L’indépendantisme prétexté ou arme de guerre hybride.

Indépendantistes de tous les pays (ou presque) réunissez-vous autour de l’impérialisme russe !

Dialogue des nations © currenttime

Un tribunal espagnol a ordonné une enquête sur une éventuelle ingérence des services militaires russes de renseignement, GRU, lors du référendum sur l’indépendance de la Catalogne. Le Russe Sergey Fedotov est visé par cette enquête.

Denis Sergeyev voyage sous le nom opérationnel de Sergey Fedotov. Il est arrivé à Barcelone le 5 novembre 2016. Après avoir passé six jours en Espagne, il est rentré à Moscou via Zurich. Il a effectué une deuxième visite le 29 septembre 2017, deux jours avant le référendum.
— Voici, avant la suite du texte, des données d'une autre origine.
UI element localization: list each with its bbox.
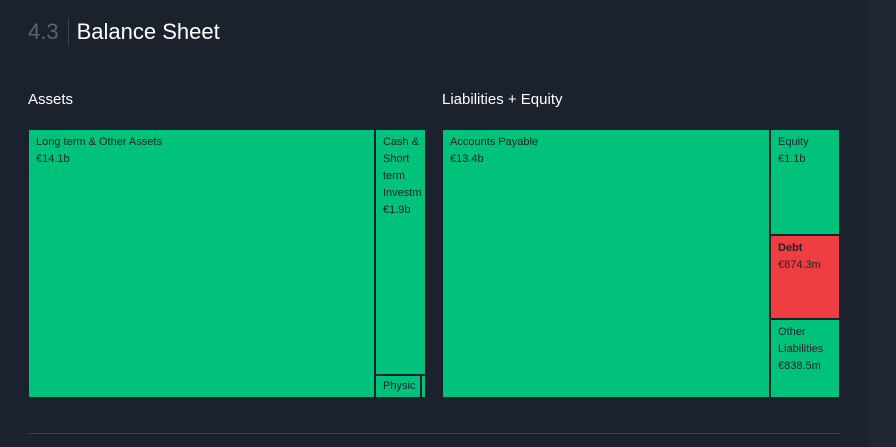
treemap-cell-accounts-payable[interactable]: Accounts Payable €13.4b [442,129,770,398]
assets-treemap: Long term & Other Assets €14.1b Cash & S… [28,129,426,398]
treemap-cell-debt[interactable]: Debt €874.3m [770,235,840,319]
cell-value: €874.3m [778,259,821,271]
header-divider [67,18,69,46]
treemap-cell-other[interactable] [421,375,426,398]
treemap-cell-cash-short-term[interactable]: Cash & Short term Investm €1.9b [375,129,426,375]
treemap-cell-long-term-other-assets[interactable]: Long term & Other Assets €14.1b [28,129,375,398]
section-number: 4.3 [28,19,59,44]
section-header: 4.3 Balance Sheet [28,17,220,47]
assets-title: Assets [28,91,74,108]
cell-value: €13.4b [450,153,484,165]
liabilities-equity-title: Liabilities + Equity [442,91,563,108]
cell-label: Accounts Payable [450,136,539,148]
cell-label: Long term & Other Assets [36,136,162,148]
section-title: Balance Sheet [76,19,220,44]
cell-label: Physic [383,380,416,392]
cell-label: Cash & Short term Investm [383,136,422,199]
cell-value: €14.1b [36,153,70,165]
treemap-cell-physical-assets[interactable]: Physic [375,375,421,398]
treemap-cell-equity[interactable]: Equity €1.1b [770,129,840,235]
cell-label: Equity [778,136,809,148]
liabilities-equity-treemap: Accounts Payable €13.4b Equity €1.1b Deb… [442,129,840,398]
cell-label: Other Liabilities [778,326,824,355]
cell-label: Debt [778,242,803,254]
right-panel-edge [869,0,896,447]
cell-value: €1.9b [383,204,411,216]
treemap-cell-other-liabilities[interactable]: Other Liabilities €838.5m [770,319,840,398]
cell-value: €838.5m [778,360,821,372]
bottom-divider [28,433,840,434]
cell-value: €1.1b [778,153,806,165]
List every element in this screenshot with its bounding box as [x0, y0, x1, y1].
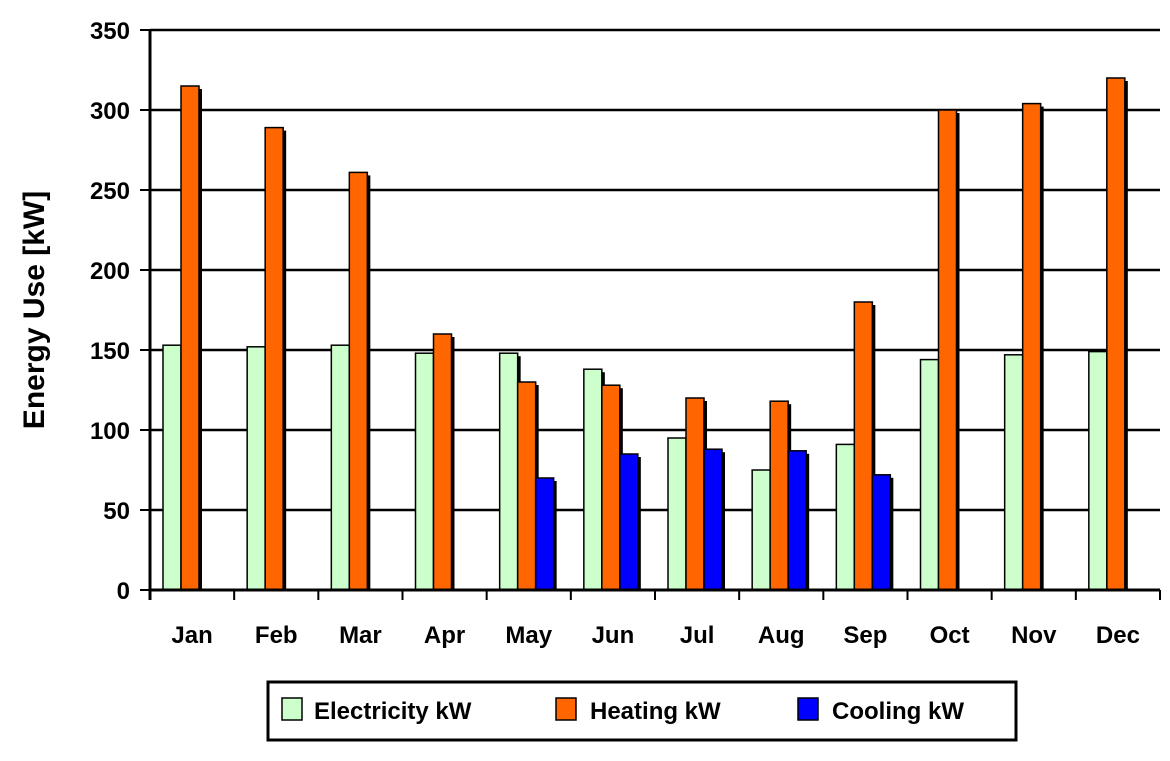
x-tick-label-nov: Nov [1011, 622, 1057, 649]
bar-feb-series-2 [264, 126, 284, 591]
bars [162, 77, 1128, 591]
bar-nov-series-2 [1021, 102, 1042, 591]
bar-may-series-1 [498, 352, 519, 591]
bar-mar-series-1 [330, 344, 351, 591]
x-tick-label-jan: Jan [171, 622, 212, 649]
legend-label-2: Heating kW [590, 698, 721, 725]
bar-jun-series-1 [583, 368, 603, 591]
y-tick-label: 200 [90, 258, 130, 285]
bar-jun-series-2 [601, 384, 621, 591]
x-tick-label-feb: Feb [255, 622, 298, 649]
x-tick-label-apr: Apr [424, 622, 465, 649]
bar-may-series-3 [534, 477, 555, 591]
y-tick-label: 250 [90, 178, 130, 205]
bar-aug-series-3 [787, 450, 807, 591]
y-tick-label: 150 [90, 338, 130, 365]
legend: Electricity kW Heating kW Cooling kW [266, 680, 1018, 742]
x-tick-label-jun: Jun [592, 622, 635, 649]
bar-jun-series-3 [619, 453, 639, 591]
bar-mar-series-2 [348, 171, 369, 591]
legend-swatch-3 [797, 697, 819, 721]
y-axis-title: Energy Use [kW] [18, 191, 51, 429]
bar-nov-series-1 [1003, 354, 1024, 591]
x-tick-label-aug: Aug [758, 622, 805, 649]
y-tick-label: 0 [117, 578, 130, 605]
bar-aug-series-1 [751, 469, 771, 591]
axes: 0 50 100 150 200 250 300 350 Jan Feb Mar Apr May Jun J… [90, 18, 1161, 649]
x-tick-label-dec: Dec [1096, 622, 1140, 649]
bar-dec-series-1 [1088, 350, 1108, 591]
bar-sep-series-1 [835, 443, 856, 591]
x-tick-label-mar: Mar [339, 622, 382, 649]
legend-swatch-2 [555, 697, 577, 721]
legend-label-3: Cooling kW [832, 698, 964, 725]
bar-dec-series-2 [1106, 77, 1126, 591]
x-tick-label-jul: Jul [680, 622, 715, 649]
bar-sep-series-3 [871, 474, 892, 591]
y-tick-label: 350 [90, 18, 130, 45]
legend-label-1: Electricity kW [314, 698, 472, 725]
bar-feb-series-1 [246, 346, 266, 591]
legend-box [266, 680, 1018, 742]
bar-jan-series-2 [180, 85, 200, 591]
bar-jul-series-3 [703, 448, 723, 591]
y-axis-title-group: Energy Use [kW] [18, 191, 51, 429]
legend-swatch-1 [281, 697, 303, 721]
bar-oct-series-1 [919, 358, 940, 591]
bar-jul-series-2 [685, 397, 705, 591]
bar-may-series-2 [516, 381, 537, 591]
bar-apr-series-1 [414, 352, 435, 591]
bar-oct-series-2 [937, 109, 958, 591]
y-tick-label: 100 [90, 418, 130, 445]
bar-sep-series-2 [853, 301, 874, 591]
bar-aug-series-2 [769, 400, 789, 591]
x-tick-label-oct: Oct [930, 622, 970, 649]
bar-jan-series-1 [162, 344, 182, 591]
y-tick-label: 300 [90, 98, 130, 125]
y-tick-label: 50 [103, 498, 130, 525]
bar-jul-series-1 [667, 437, 687, 591]
x-tick-label-sep: Sep [843, 622, 887, 649]
gridlines [150, 28, 1160, 512]
x-tick-label-may: May [505, 622, 552, 649]
bar-apr-series-2 [432, 333, 453, 591]
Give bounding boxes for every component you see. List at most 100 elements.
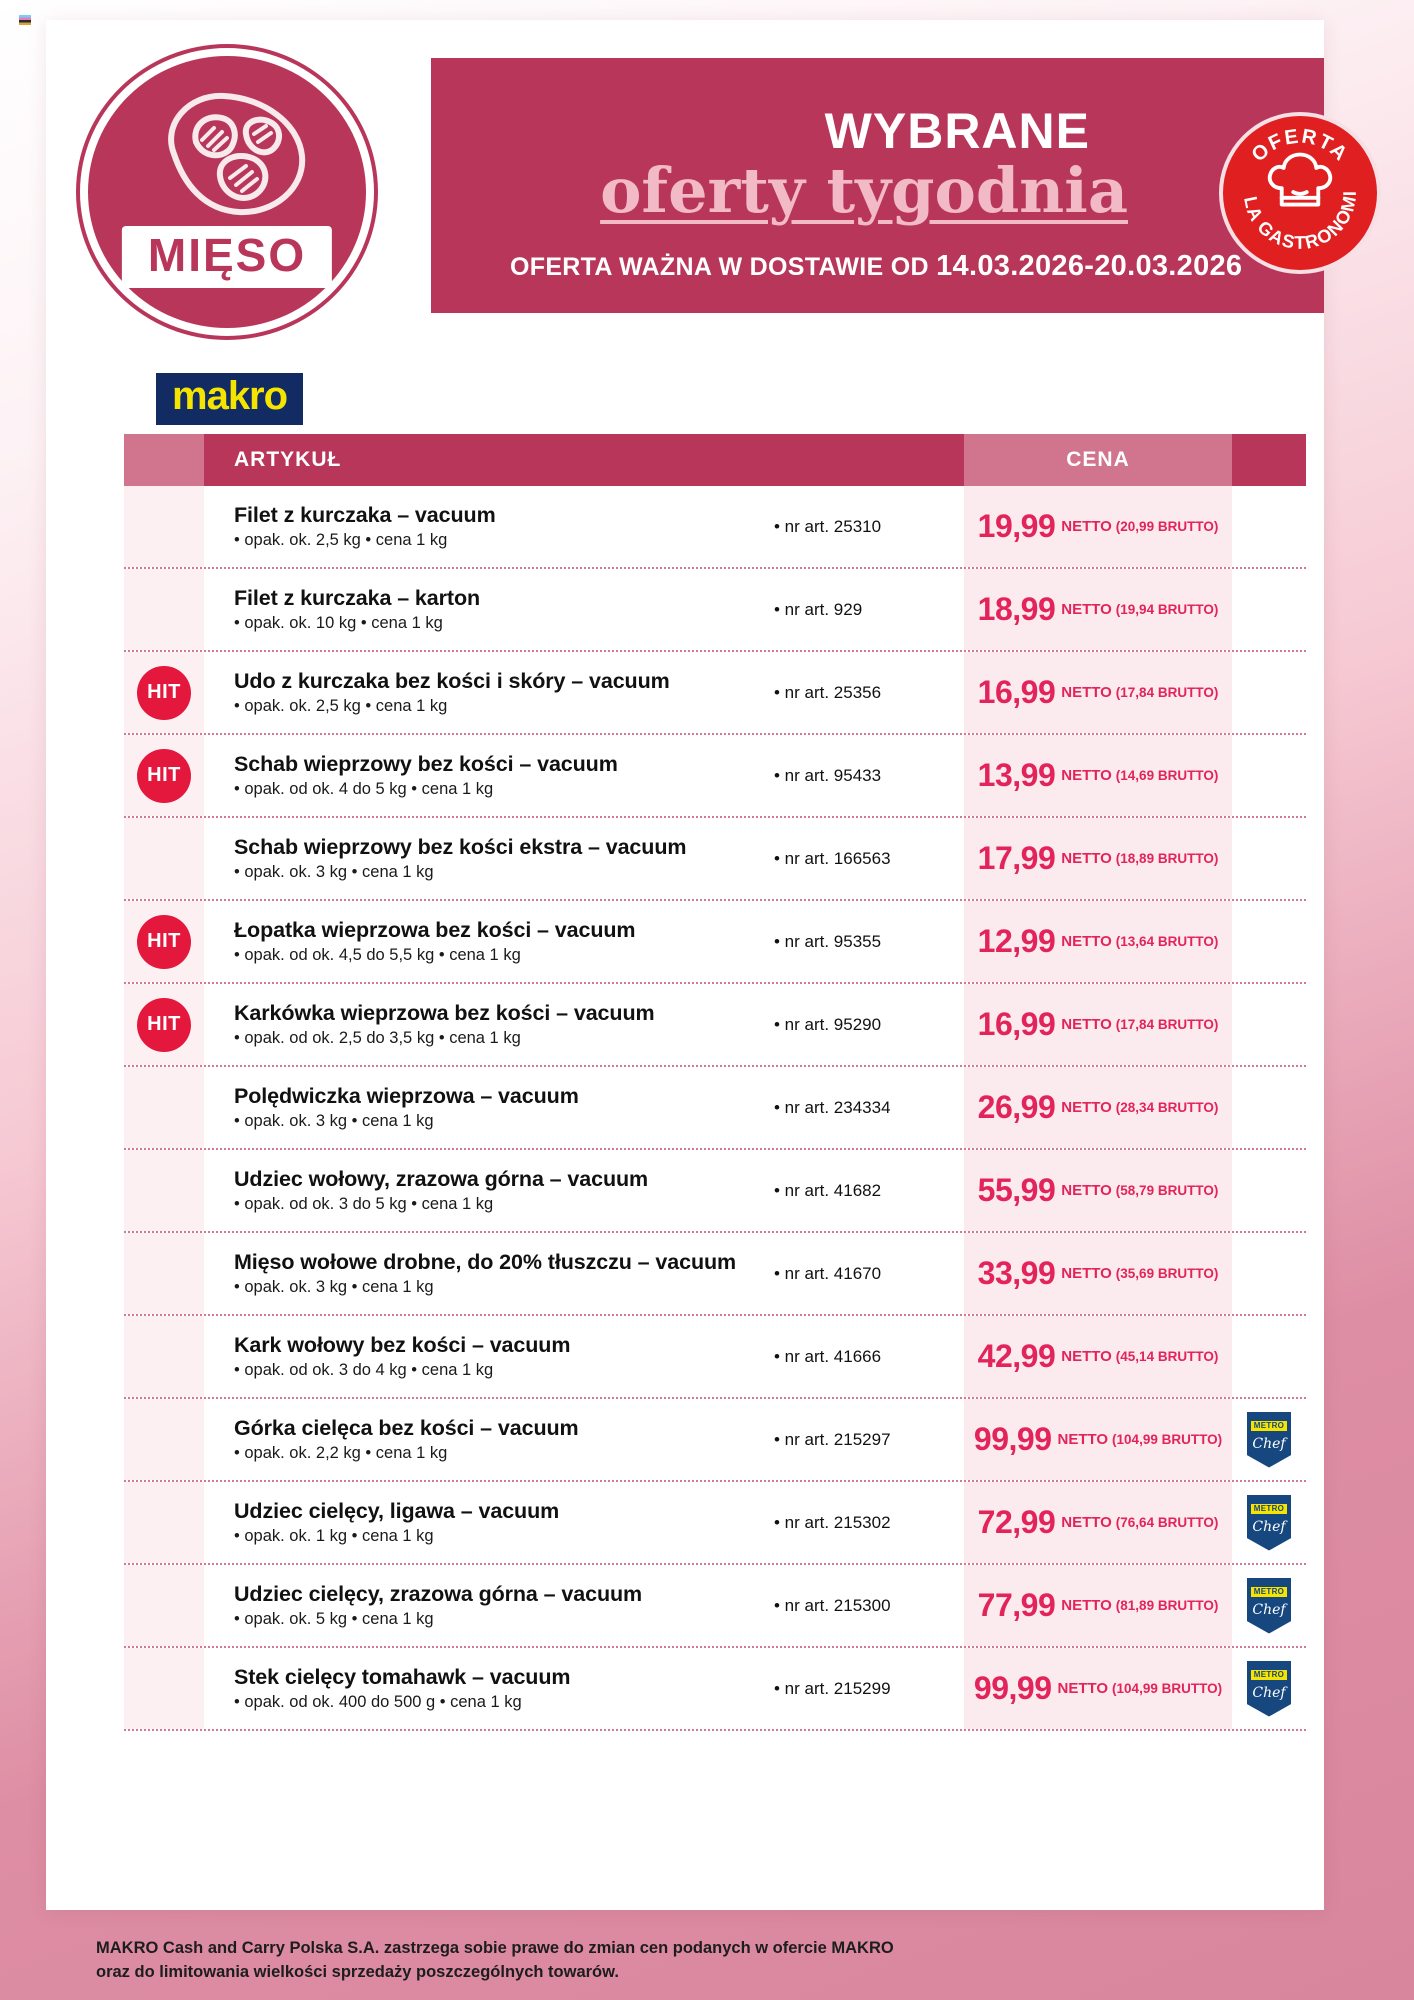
table-row[interactable]: Mięso wołowe drobne, do 20% tłuszczu – v… [124,1233,1306,1316]
row-product-cell: Stek cielęcy tomahawk – vacuum • opak. od… [204,1648,774,1729]
metro-chef-badge: METRO Chef [1247,1660,1291,1717]
row-product-cell: Udziec wołowy, zrazowa górna – vacuum • o… [204,1150,774,1231]
row-price-cell: 99,99 NETTO (104,99 BRUTTO) [964,1399,1232,1480]
row-product-cell: Karkówka wieprzowa bez kości – vacuum • o… [204,984,774,1065]
product-title: Łopatka wieprzowa bez kości – vacuum [234,917,636,942]
table-row[interactable]: Kark wołowy bez kości – vacuum • opak. od… [124,1316,1306,1399]
product-article-number: • nr art. 95355 [774,901,964,982]
row-price-cell: 18,99 NETTO (19,94 BRUTTO) [964,569,1232,650]
row-product-cell: Łopatka wieprzowa bez kości – vacuum • op… [204,901,774,982]
row-product-cell: Filet z kurczaka – karton • opak. ok. 10 … [204,569,774,650]
header-article-column: ARTYKUŁ [204,434,964,486]
steak-icon [168,92,306,216]
table-row[interactable]: Schab wieprzowy bez kości ekstra – vacuu… [124,818,1306,901]
row-price-cell: 77,99 NETTO (81,89 BRUTTO) [964,1565,1232,1646]
product-article-number: • nr art. 166563 [774,818,964,899]
price-net-value: 16,99 [977,1006,1056,1042]
row-price-cell: 33,99 NETTO (35,69 BRUTTO) [964,1233,1232,1314]
price-net-value: 99,99 [973,1670,1052,1706]
price-gross-value: (58,79 BRUTTO) [1115,1183,1219,1198]
product-article-number: • nr art. 41670 [774,1233,964,1314]
price-net-value: 17,99 [977,840,1056,876]
price-gross-value: (28,34 BRUTTO) [1115,1100,1219,1115]
table-row[interactable]: Udziec wołowy, zrazowa górna – vacuum • o… [124,1150,1306,1233]
row-product-cell: Schab wieprzowy bez kości ekstra – vacuu… [204,818,774,899]
price-gross-value: (19,94 BRUTTO) [1115,602,1219,617]
metro-chef-chef-label: Chef [1252,1684,1286,1701]
row-product-cell: Udziec cielęcy, zrazowa górna – vacuum • … [204,1565,774,1646]
table-row[interactable]: Stek cielęcy tomahawk – vacuum • opak. od… [124,1648,1306,1731]
price-net-value: 33,99 [977,1255,1056,1291]
product-title: Udziec cielęcy, ligawa – vacuum [234,1498,560,1523]
logo-outer-ring [76,44,378,340]
category-label: MIĘSO [121,226,333,288]
row-price-cell: 26,99 NETTO (28,34 BRUTTO) [964,1067,1232,1148]
validity-dates: 14.03.2026-20.03.2026 [936,250,1243,282]
metro-chef-chef-label: Chef [1252,1518,1286,1535]
product-article-number: • nr art. 95433 [774,735,964,816]
row-price-cell: 16,99 NETTO (17,84 BRUTTO) [964,984,1232,1065]
product-title: Polędwiczka wieprzowa – vacuum [234,1083,579,1108]
metro-chef-badge: METRO Chef [1247,1577,1291,1634]
price-net-value: 77,99 [977,1587,1056,1623]
registration-mark [18,14,32,26]
footer-line-2: oraz do limitowania wielkości sprzedaży … [96,1962,619,1981]
row-product-cell: Górka cielęca bez kości – vacuum • opak. … [204,1399,774,1480]
footer-line-1: MAKRO Cash and Carry Polska S.A. zastrze… [96,1939,894,1957]
price-net-label: NETTO [1061,1348,1112,1365]
row-badge-cell [124,1150,204,1231]
product-title: Mięso wołowe drobne, do 20% tłuszczu – v… [234,1249,737,1274]
product-subtitle: • opak. ok. 3 kg • cena 1 kg [234,1278,434,1297]
row-price-cell: 16,99 NETTO (17,84 BRUTTO) [964,652,1232,733]
product-subtitle: • opak. ok. 2,5 kg • cena 1 kg [234,697,448,716]
price-gross-value: (104,99 BRUTTO) [1112,1432,1223,1447]
table-row[interactable]: Górka cielęca bez kości – vacuum • opak. … [124,1399,1306,1482]
header-article-label: ARTYKUŁ [234,448,342,471]
table-row[interactable]: Polędwiczka wieprzowa – vacuum • opak. ok… [124,1067,1306,1150]
hit-badge: HIT [137,914,191,969]
product-title: Schab wieprzowy bez kości – vacuum [234,751,618,776]
price-net-label: NETTO [1061,684,1112,701]
table-row[interactable]: Filet z kurczaka – vacuum • opak. ok. 2,5… [124,486,1306,569]
offers-table: ARTYKUŁ CENA Filet z kurczaka – vacuum • … [124,434,1306,1731]
product-title: Schab wieprzowy bez kości ekstra – vacuu… [234,834,687,859]
table-row[interactable]: HIT Łopatka wieprzowa bez kości – vacuum •… [124,901,1306,984]
row-price-cell: 12,99 NETTO (13,64 BRUTTO) [964,901,1232,982]
row-chef-cell [1232,569,1306,650]
row-badge-cell: HIT [124,735,204,816]
logo-inner-disc: MIĘSO [88,56,366,328]
table-row[interactable]: Udziec cielęcy, zrazowa górna – vacuum • … [124,1565,1306,1648]
product-article-number: • nr art. 41666 [774,1316,964,1397]
header-badge-column [124,434,204,486]
price-net-value: 72,99 [977,1504,1056,1540]
price-net-value: 16,99 [977,674,1056,710]
table-row[interactable]: Filet z kurczaka – karton • opak. ok. 10 … [124,569,1306,652]
table-row[interactable]: HIT Udo z kurczaka bez kości i skóry – va… [124,652,1306,735]
table-row[interactable]: HIT Schab wieprzowy bez kości – vacuum • o… [124,735,1306,818]
product-subtitle: • opak. ok. 5 kg • cena 1 kg [234,1610,434,1629]
product-article-number: • nr art. 929 [774,569,964,650]
product-title: Górka cielęca bez kości – vacuum [234,1415,579,1440]
validity-prefix: OFERTA WAŻNA W DOSTAWIE OD [510,253,937,281]
row-badge-cell [124,486,204,567]
row-chef-cell [1232,818,1306,899]
flyer-card: WYBRANE oferty tygodnia OFERTA WAŻNA W D… [46,20,1381,1910]
product-subtitle: • opak. od ok. 2,5 do 3,5 kg • cena 1 kg [234,1029,521,1048]
product-article-number: • nr art. 95290 [774,984,964,1065]
row-chef-cell [1232,984,1306,1065]
row-price-cell: 99,99 NETTO (104,99 BRUTTO) [964,1648,1232,1729]
product-title: Karkówka wieprzowa bez kości – vacuum [234,1000,655,1025]
table-row[interactable]: Udziec cielęcy, ligawa – vacuum • opak. o… [124,1482,1306,1565]
metro-chef-metro-label: METRO [1250,1503,1288,1514]
product-title: Udziec wołowy, zrazowa górna – vacuum [234,1166,649,1191]
product-subtitle: • opak. od ok. 4 do 5 kg • cena 1 kg [234,780,494,799]
product-subtitle: • opak. ok. 2,2 kg • cena 1 kg [234,1444,448,1463]
row-price-cell: 72,99 NETTO (76,64 BRUTTO) [964,1482,1232,1563]
row-price-cell: 42,99 NETTO (45,14 BRUTTO) [964,1316,1232,1397]
header-price-label: CENA [1066,448,1130,471]
product-article-number: • nr art. 215300 [774,1565,964,1646]
table-row[interactable]: HIT Karkówka wieprzowa bez kości – vacuum… [124,984,1306,1067]
metro-chef-metro-label: METRO [1250,1669,1288,1680]
price-net-label: NETTO [1061,1016,1112,1033]
promo-banner: WYBRANE oferty tygodnia OFERTA WAŻNA W D… [431,58,1324,313]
Il est resté en Espagne jusqu’au 9 octobre, puis il a pris l’avion pour Moscou via Genève.

Le drapeau basque au Donbass. © http://www.confusionnisme.info Le drapeau basque au Donbass. © http://www.confusionnisme.info
Les médias « Bellingcat » et « The Insider » l’ont identifié en tant qu’agent du GRU pour avoir effectué des voyages en Bulgarie et en Grande-Bretagne. En 2015 lors de son séjour en Bulgarie, l’homme d’affaires bulgare Emelyan Gebrev ainsi que son fils et ses collègues ont été empoisonnés avec un agent neurotoxique de la classe « Novitchok », dont seuls les militaires et les services secrets connaissent la formule. En 2018, alors qu’il était en Grande-Bretagne, le transfuge des services secrets russes Sergey Skrypal et sa fille Julia ont été empoisonnés à Salisbury avec un produit de même classe. Sergey Fedotov a effectué ces voyages avec des personnes de nationalité russe, toutes formellement identifiées en tant qu’agent du GRU. Elles appartiennent à l’unité militaire n° 29155 impliquée dans d’autres actions déstabilisatrices en Europe, notamment la tentative de coup d’État au Monténégro en 2016.

Le 4 octobre, dans la province de Gérone alors qu’ils conduisaient une Mercedes avec des numéros biélorusses un Russe et un Ukrainien ont été arrêtés. Dans le sac de l’un d’eux, la police a trouvé une grenade M-75 de fabrication russe.

Dans la bataille cybernétique que se sont livrée le pouvoir espagnol et les indépendantistes catalans, les informaticiens séparatistes ont reçu un soutien non négligeable de l’armée des trolls russes pour cloner des sites et créer des robots diffusant sur les réseaux sociaux. Ce corps informatique est commandé par Alexandre Ionov, membre du présidium des « Officiers russes » et président du « Mouvement antimondialiste » totalement financé par le Kremlin. L’organisation soutient les indépendantistes du Texas, Californie, Puerto Rico, Hawaii, Irlande du Nord, Catalogne, Écosse, Sahara occidental, Kurdistan à l’exception de ceux de Russie, Chine, Inde, Kazakhstan, Brésil, Syrie et de tout autre pays avec qui le Kremlin ne veut pas se fâcher. En Russie, la seule évocation de séparatisme est punie d’une peine d’emprisonnement de cinq ans.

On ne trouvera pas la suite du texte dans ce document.